La culture, pour transmettre les valeurs du vin
Le 13 février dernier, la Cité du Vin organisait un colloque ouvert à tous, grand public comme professionnels, pour interroger le rôle de la culture dans l’accompagnement de la filière vitivinicole. Selon les intervenants, si certaines valeurs culturelles traditionnelles disparaissent, d’autres imaginaires se développent et aident le vin à rester visible et attractif auprès de nouveaux publics.

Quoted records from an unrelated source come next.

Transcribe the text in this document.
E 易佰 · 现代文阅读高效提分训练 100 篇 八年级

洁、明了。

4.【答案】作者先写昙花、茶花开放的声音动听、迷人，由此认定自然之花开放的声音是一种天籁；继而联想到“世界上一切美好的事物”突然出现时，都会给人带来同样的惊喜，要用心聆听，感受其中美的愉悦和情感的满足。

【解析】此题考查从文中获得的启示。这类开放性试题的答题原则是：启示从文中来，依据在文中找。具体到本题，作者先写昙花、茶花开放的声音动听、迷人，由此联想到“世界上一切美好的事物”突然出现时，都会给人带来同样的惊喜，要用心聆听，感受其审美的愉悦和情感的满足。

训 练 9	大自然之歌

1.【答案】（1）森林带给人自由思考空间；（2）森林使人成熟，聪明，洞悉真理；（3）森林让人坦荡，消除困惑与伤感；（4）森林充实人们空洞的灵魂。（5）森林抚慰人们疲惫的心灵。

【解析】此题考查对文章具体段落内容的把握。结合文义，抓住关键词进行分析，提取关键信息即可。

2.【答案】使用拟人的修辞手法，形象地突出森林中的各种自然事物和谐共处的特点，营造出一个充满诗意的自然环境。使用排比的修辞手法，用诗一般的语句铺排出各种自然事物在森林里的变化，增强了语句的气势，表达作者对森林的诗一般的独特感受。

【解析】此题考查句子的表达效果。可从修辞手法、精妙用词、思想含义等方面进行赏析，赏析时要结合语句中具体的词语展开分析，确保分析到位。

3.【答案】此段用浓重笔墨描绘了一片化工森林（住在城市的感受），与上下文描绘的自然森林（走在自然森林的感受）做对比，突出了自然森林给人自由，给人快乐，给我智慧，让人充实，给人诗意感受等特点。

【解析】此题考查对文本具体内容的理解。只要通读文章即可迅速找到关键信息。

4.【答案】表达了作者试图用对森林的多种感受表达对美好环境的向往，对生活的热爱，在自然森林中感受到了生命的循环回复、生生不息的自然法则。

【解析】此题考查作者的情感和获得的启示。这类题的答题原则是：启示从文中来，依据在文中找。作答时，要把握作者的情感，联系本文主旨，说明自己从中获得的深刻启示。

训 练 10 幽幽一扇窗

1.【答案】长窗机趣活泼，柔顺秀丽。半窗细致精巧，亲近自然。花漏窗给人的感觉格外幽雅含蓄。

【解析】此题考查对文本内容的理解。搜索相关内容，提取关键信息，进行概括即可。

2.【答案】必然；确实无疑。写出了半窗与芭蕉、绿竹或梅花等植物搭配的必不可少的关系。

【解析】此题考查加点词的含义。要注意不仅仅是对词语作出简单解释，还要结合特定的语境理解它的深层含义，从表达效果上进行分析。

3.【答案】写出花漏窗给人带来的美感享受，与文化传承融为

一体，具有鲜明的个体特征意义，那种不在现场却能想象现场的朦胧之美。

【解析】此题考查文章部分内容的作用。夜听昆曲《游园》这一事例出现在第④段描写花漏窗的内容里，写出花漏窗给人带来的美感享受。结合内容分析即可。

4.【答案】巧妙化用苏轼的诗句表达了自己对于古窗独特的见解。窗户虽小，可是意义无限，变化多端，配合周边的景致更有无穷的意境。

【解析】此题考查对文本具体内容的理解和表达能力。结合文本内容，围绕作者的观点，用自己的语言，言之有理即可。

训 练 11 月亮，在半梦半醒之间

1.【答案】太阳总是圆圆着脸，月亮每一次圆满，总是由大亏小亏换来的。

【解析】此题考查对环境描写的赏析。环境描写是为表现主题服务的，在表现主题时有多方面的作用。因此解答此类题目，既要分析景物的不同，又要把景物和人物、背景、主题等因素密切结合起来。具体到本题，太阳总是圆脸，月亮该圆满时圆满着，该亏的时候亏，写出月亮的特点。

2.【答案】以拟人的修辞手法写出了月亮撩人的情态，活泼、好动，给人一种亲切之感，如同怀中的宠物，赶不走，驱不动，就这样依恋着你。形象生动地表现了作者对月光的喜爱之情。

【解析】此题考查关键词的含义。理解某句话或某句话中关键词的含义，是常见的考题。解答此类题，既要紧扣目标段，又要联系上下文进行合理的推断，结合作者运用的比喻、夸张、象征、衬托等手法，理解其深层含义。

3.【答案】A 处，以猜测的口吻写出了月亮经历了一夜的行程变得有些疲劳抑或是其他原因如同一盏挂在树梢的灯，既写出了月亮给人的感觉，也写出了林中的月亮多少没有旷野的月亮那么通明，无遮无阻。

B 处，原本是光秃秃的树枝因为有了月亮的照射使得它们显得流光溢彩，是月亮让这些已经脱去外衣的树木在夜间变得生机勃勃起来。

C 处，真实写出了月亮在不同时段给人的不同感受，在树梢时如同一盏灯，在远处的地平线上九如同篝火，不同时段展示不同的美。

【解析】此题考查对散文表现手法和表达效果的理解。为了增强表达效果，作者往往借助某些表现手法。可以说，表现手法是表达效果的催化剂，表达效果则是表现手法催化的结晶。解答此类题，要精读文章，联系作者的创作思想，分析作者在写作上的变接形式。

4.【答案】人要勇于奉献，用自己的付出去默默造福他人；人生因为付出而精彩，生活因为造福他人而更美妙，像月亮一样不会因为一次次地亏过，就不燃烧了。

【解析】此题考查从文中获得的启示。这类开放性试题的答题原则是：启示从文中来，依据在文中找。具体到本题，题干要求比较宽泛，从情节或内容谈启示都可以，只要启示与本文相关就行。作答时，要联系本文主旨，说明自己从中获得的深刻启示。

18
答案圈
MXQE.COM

Aucun lieu n’aurait pu être plus approprié pour ce colloque, que la Cité du Vin, « un atout incroyable pour la filière vitivinicole et un phare pour la culture mondiale du vin », selon les mots de John Barker, président de l’OIV, venu apporter son éclairage. Ce lieu, qui marque de son empreinte architecturale singulière le paysage bordelais, révèle le travail des architectes Anouk Legendre et Nicolas Desmazières « autour du contenant et du contenu, abritant une offre culturelle foisonnante qui a rencontré un succès incroyable : signe que, pour les touristes, culture et vin sont intimement liés », a souligné en préambule Maylis Descazeau, directrice régionale des affaires culturelles de la région Nouvelle-Aquitaine. Car sans culture, que serait le vin ? « Déculturiser le vin, c’est le réduire purement et simplement à son contenu chimique et à ses molécules d’éthanol », répond Pascaline Lepeltier, MOF et Meilleure Sommelière de France, dénonçant par là même le jeu du « lobbying des néo-prohibitionnistes qui sont en croisade pour prendre le contrôle des politiques mondiales de santé publique et de réglementation sur l’alcool ».
Cette tentative de dénaturation du vin, en le coupant de son histoire et de sa culture, n’est pourtant pas nouvelle. Ayant traversé plusieurs crises au cours de son histoire (phylloxéra, fraude sur les produits, évolution des marchés…), la filière s’est jusque-là montrée résiliente. Une capacité d’adaptation fondée sur la science, l’innovation, le collectif avec l’émergence des AOC, mais aussi sur la culture elle-même, comme l’a détaillé, lors de son intervention, Olivier Jacquet, ingénieur de recherche en Histoire Contemporaine de l’Université Bourgogne.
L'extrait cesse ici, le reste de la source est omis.